More raving about tablets

I find myself using the tablet more and more.

I have started using it as a substitute, not just for a black board, but also for paper. When I meet with students in my office, we write on the tablet. Here are some immediate advantages:
- from one meeting to the next, I can recover my notes from the previous meeting. It saves us from having to write notes or finding my loose sheets from the previous meeting. It's a good antidote to my lack or organization. Some people have a different notebook for each research project: the tablet is the digital equivalent
- pens of all colors are readily available (whereas, when I use pen and paper, I seldom have more than a few colors at my disposal)
- ability to send my collaborators the current file at any time
- as we discuss problems, often we want to change the order of the argument. When you say "oh, we should have defined x before doing this operation", on paper it requires an ugly margin addition; when these modifications accumulate, it becomes unreadable. Whereas, on the tablet, it's easy to move things around or to create an extra page.
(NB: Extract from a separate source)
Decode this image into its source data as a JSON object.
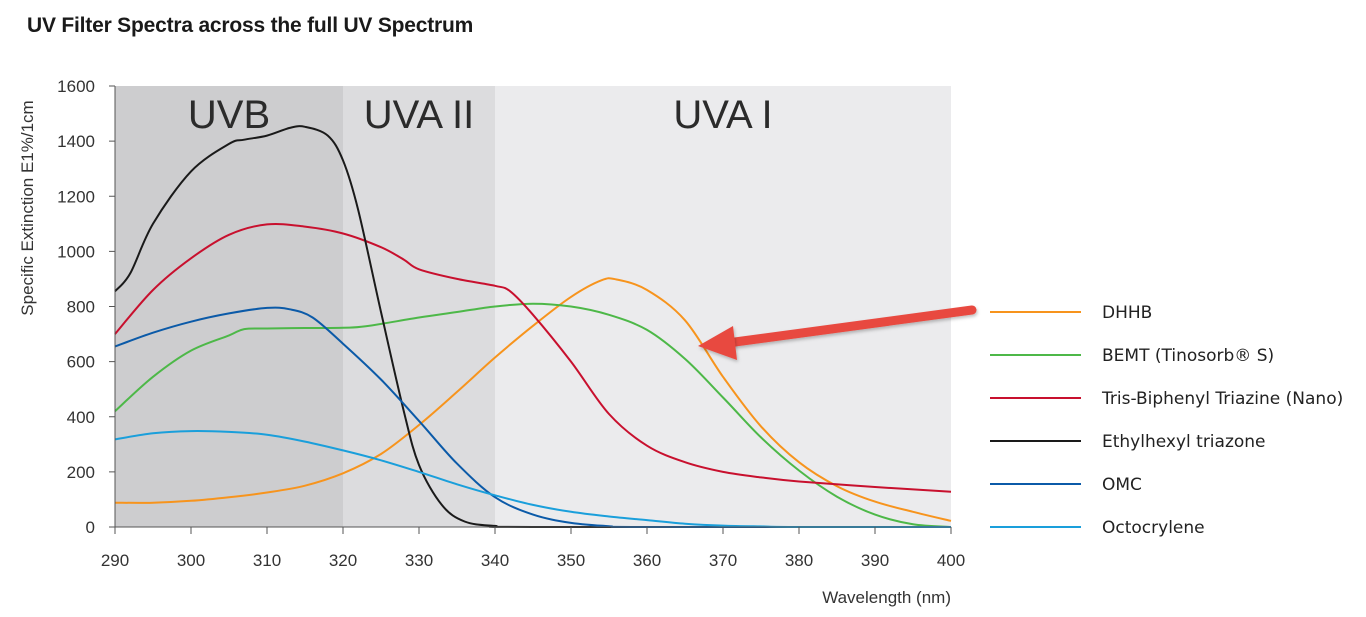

At the same time, it does not distract me from thinking about the problem we're discussing (in the way a standard editor would).

I am currently working on a paper and it seems to help organize our thoughts and our writing. Often the arguments of a proof come in the wrong order, or are mixed up, perhaps with algorithm and analysis discussed all together, or defining an object and proving things about it simultaneously (as happens when one is developping ideas), and then one needs to separate them cleanly for a rigorous and clearer writing. On a tablet that can be done by moving objects with the stylus.

The other day my son had a question about his Math homework, and I got out the tablet to explain it to him!

The only advantage of pen and paper over the tablet are the physical constraints: using a tablet requires having a tablet. It's heavy, it diffuses heat, and it needs to be plugged in after a short time.

I read that many are dubious about the stylus and do not consider it a good invention, but, in my view, using a finger instead of a stylus is like using fingerpaint instead of a paintbrush.

1 comment:

  1. I'm considering doing the same as you. I'm wondering: which stylus are you using? Is it the Pogo Sketch?